Objective Scientific and ethical justification for new clinical trials requires them to have been designed in the light of scientifically defensible assessments of relevant previous research. Reliable interpretation of the results of new clinical trials entails setting them in the context of updates of the reviews upon which they were deemed scientifically and ethically justifiable. We have shown previously that most reports of randomized trials published in five general medical journals in May 1997 and in May 2001 failed to set their results in the context of the findings from similar research. In the current study, we assess whether there had been progress in this respect in 2005 and also investigate the extent to which reports begin by referring to systematic reviews providing the justification for the new research reported.

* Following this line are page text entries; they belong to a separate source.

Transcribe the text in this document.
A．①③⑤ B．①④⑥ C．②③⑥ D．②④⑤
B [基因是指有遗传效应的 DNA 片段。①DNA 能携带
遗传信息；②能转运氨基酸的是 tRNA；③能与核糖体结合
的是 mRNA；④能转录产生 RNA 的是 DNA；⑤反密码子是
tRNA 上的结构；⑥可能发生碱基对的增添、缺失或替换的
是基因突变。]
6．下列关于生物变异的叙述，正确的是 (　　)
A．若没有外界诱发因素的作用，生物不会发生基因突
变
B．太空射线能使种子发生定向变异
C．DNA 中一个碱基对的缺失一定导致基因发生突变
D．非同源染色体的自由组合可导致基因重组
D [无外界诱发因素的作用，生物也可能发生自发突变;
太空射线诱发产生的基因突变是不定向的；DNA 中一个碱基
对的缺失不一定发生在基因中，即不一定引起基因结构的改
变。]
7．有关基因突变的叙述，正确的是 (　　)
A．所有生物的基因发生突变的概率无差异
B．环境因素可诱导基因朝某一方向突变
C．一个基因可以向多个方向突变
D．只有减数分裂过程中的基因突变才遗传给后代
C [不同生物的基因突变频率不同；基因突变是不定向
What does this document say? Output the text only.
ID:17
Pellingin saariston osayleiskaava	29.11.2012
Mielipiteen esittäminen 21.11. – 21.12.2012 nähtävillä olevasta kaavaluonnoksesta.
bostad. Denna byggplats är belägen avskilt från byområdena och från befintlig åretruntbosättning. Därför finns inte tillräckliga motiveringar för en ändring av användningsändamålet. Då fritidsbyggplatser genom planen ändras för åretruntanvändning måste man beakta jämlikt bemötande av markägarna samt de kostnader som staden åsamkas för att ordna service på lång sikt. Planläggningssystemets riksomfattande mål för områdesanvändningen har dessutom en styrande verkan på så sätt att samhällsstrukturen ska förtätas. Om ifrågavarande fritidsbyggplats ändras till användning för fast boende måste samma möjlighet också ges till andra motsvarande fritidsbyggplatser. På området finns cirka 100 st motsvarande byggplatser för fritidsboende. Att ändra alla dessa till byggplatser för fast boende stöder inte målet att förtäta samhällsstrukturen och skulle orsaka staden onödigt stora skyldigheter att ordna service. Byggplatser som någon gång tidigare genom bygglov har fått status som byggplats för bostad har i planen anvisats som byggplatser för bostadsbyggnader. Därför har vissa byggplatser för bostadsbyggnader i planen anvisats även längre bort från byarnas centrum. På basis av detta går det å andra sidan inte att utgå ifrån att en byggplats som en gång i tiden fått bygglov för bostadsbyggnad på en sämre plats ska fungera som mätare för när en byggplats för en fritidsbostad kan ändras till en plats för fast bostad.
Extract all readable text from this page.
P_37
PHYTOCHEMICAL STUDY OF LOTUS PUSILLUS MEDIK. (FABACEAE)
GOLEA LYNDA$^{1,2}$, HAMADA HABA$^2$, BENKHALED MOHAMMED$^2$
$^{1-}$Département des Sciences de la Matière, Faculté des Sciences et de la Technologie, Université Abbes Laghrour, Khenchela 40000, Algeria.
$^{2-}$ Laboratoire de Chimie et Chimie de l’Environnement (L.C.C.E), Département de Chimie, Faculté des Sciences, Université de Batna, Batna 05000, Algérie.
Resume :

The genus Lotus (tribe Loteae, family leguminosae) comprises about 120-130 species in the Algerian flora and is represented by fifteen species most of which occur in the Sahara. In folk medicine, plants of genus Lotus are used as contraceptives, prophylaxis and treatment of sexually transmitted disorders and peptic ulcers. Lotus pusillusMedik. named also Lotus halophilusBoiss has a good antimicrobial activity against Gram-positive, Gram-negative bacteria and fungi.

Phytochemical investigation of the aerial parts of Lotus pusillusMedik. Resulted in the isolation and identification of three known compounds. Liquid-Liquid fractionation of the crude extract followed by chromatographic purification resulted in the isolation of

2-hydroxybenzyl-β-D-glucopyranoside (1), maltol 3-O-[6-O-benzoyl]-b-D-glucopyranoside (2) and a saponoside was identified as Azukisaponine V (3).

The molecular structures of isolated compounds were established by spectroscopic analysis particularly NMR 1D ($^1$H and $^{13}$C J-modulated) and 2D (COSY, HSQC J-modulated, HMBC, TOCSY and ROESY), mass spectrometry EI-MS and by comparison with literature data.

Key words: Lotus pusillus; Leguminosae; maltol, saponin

Design Assessment of the Introduction and Discussion sections in all reports of randomized trials published during May 2005 in five general medical journals.
Setting Reports of randomized trials in five general medical journals.
Participants Annals of Internal Medicine, BMJ, JAMA, Lancet and New England Journal of Medicine.
Main outcome measures The inclusion or mention of one or more systematic reviews in the Introduction or Discussion section of each report assessed.
Results We found 18 reports of randomized trials. The Introduction sections referred to systematic reviews in five (27%) of these reports. None of the Discussion sections of the 15 reports of trials that were not the first published trials to address the question studied placed the results of the new trial in the context of an updated systematic review of other research. Although reference was made to relevant systematic reviews in five of these 15 reports, there was no integration—quantitative or qualitative—of the results of the new trials in an update of these reviews. In the remaining ten reports there was no evidence that any systematic attempt had been made to set the new results in the context of previous trials.
Conclusions There is no evidence of progress between 1997 and 2005 in the proportion of reports of trials published in general medical journals which discussed new results within the context of up-to-date systematic reviews of relevant evidence from other controlled trials. Although the proportion of trials referring to systematic reviews in Discussion sections has increased, the majority of reports continued to fail even to do this. Similarly, most researchers appear not to have considered a systematic review when designing their trial. Researchers and journal editors do a disservice to the interests of the public and others involved in healthcare decision-making by acquiescing in this situation.